‘Look!’ she cries to her sisters on her deathbed, ‘Do you see the black hole where we can see nothing? Its in a similar hole that I am as far as body and soul are concerned. Ah! what darkness!
She was tempted not only to despair, but to suicide. Yet it was her earlier unceasing habits of faith, obedience and courage which enabled her to say in her final terrible days, ‘What a grace it is to have faith! If I had not had any faith, I would have committed suicide without a moment’s hesitation.’
Frodo’s humility not only leads to the triumph over Mordor, but Frodo himself is transformed. The Frodo who returns to the Shire is much more like the classical hero. He rides in and takes command with confidence. There is no fear, confusion or doubt about him. Frodo says to the ruffians who have invaded the Shire, ‘I see that you’re behind the times and the news here…. Your day is over…the Dark Tower has fallen, and there is a King in Gondor. Isengard has been destroyed and your precious master is a beggar in the wilderness. The King’s messengers will ride up the Greenway now, not bullies from Isengard.’
In his transformation Frodo shows that the authentic hero is one who has gone through the darkness of doubt, fear, rebelliousness and arrogance to conquer with the weapons of faith, courage, obedience and humility. The authentic hero attacks the enemy with his humility intact, but with the added quality of real self-confidence.
Finally, Tolkien presents us with a Christian hero and type of the Christian saint because Frodo, in his faithful obedience and humility lives out the way of sacrificial love. Redemptive suffering lies at the heart of the Christian way, and like the saint who emulates the Master by taking up his cross, Frodo is the wounded hero. Although he has saved the Shire he cannot stay and enjoy it. As he departs for the Grey Havens he explains to a tearful Sam why he can’t stay in the Shire. ‘I have been too deeply hurt Sam. I tried to save the Shire, and it has been saved, but not for me. It must often be so Sam when things are in danger.
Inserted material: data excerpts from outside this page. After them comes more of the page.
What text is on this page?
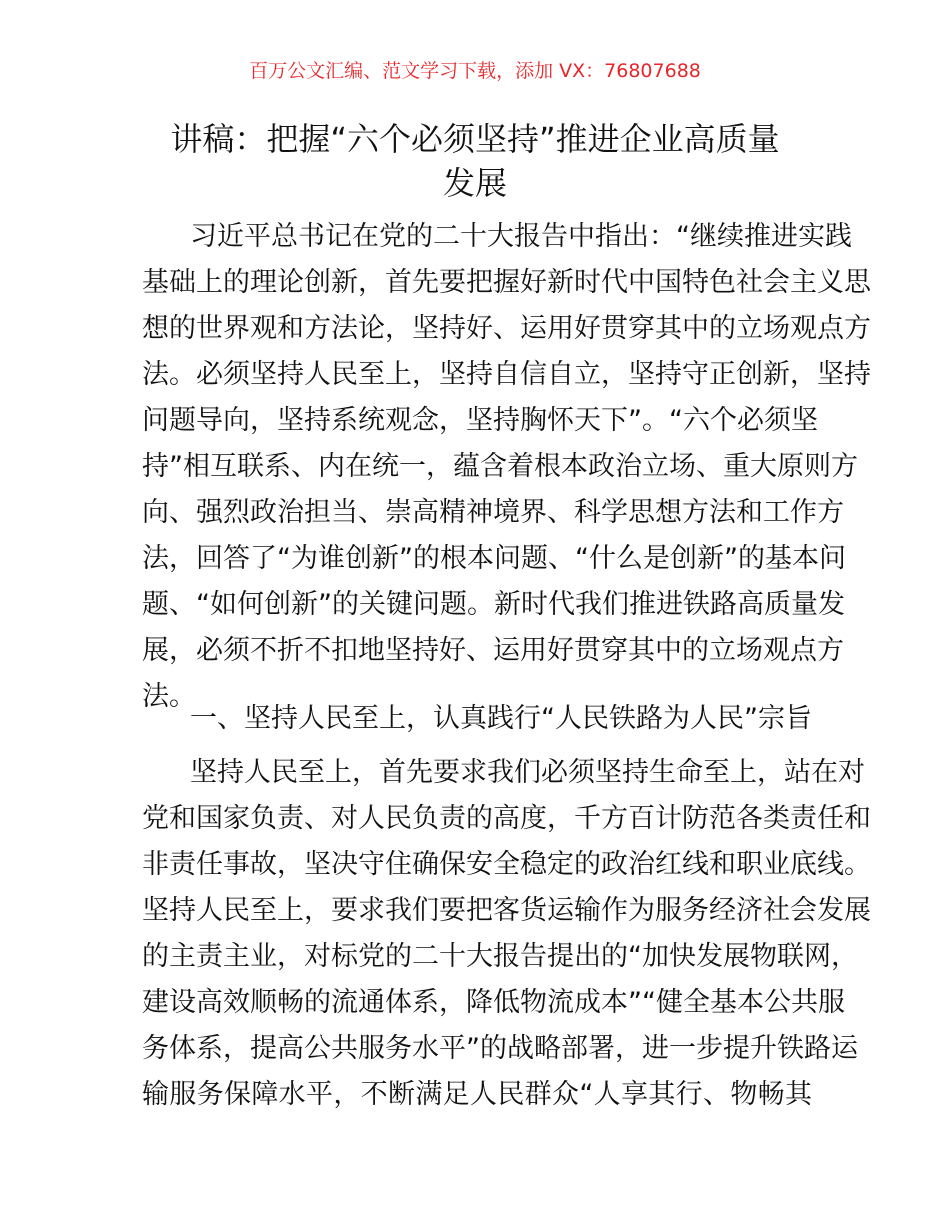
百万公文汇编、范文学习下载，添加 VX：76807688
讲稿：把握“六个必须坚持”推进企业高质量
发展
习近平总书记在党的二十大报告中指出：“继续推进实践
基础上的理论创新，首先要把握好新时代中国特色社会主义思
想的世界观和方法论，坚持好、运用好贯穿其中的立场观点方
法。必须坚持人民至上，坚持自信自立，坚持守正创新，坚持
问题导向，坚持系统观念，坚持胸怀天下”。“六个必须坚
持”相互联系、内在统一，蕴含着根本政治立场、重大原则方
向、强烈政治担当、崇高精神境界、科学思想方法和工作方
法，回答了“为谁创新”的根本问题、“什么是创新”的基本问
题、“如何创新”的关键问题。新时代我们推进铁路高质量发
展，必须不折不扣地坚持好、运用好贯穿其中的立场观点方
法。
一、坚持人民至上，认真践行“人民铁路为人民”宗旨
坚持人民至上，首先要求我们必须坚持生命至上，站在对
党和国家负责、对人民负责的高度，千方百计防范各类责任和
非责任事故，坚决守住确保安全稳定的政治红线和职业底线。
坚持人民至上，要求我们要把客货运输作为服务经济社会发展
的主责主业，对标党的二十大报告提出的“加快发展物联网，
建设高效顺畅的流通体系，降低物流成本”“健全基本公共服
务体系，提高公共服务水平”的战略部署，进一步提升铁路运
输服务保障水平，不断满足人民群众“人享其行、物畅其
Some one has to give them up, lose them, so that others may keep them.’
In giving us a humble hero Tolkien reminds us that it is the foolish things of God which overturn the wisdom of the world. Things are not what they seem. As Bilbo blurts out at the Council of Elrond, ‘All that is gold does not glitter/ Not all those who wander are lost.’
The small ones turn out to be mighty while the mighty are fallen. It is the secret agents of the world who hold the key to final victory. The hidden soul who overturns the power of evil is the essential theme of The Lord of the Rings, and this theme is echoed in the gospel and in the little saint of Lisieux who writes, ‘To find a thing hidden, we must be hidden ourselves; so our life must be a mystery.’
These are the secret ways of the Spirit which eventually bring down even the worst powers of Mordor. The triumph of the halfling Frodo is an inspiration to every soul who attempts the little way. Each one who does can be encouraged by the words of Elrond, ‘The road must be trod, but it will be very hard. And neither strength nor wisdom will carry us far upon it. This quest may be attempted by the weak with as much hope as the strong. Yet such is the oft the course of deeds that move the wheels of the world. Small hands do them because they must, while the eyes of the great are elsewhere.’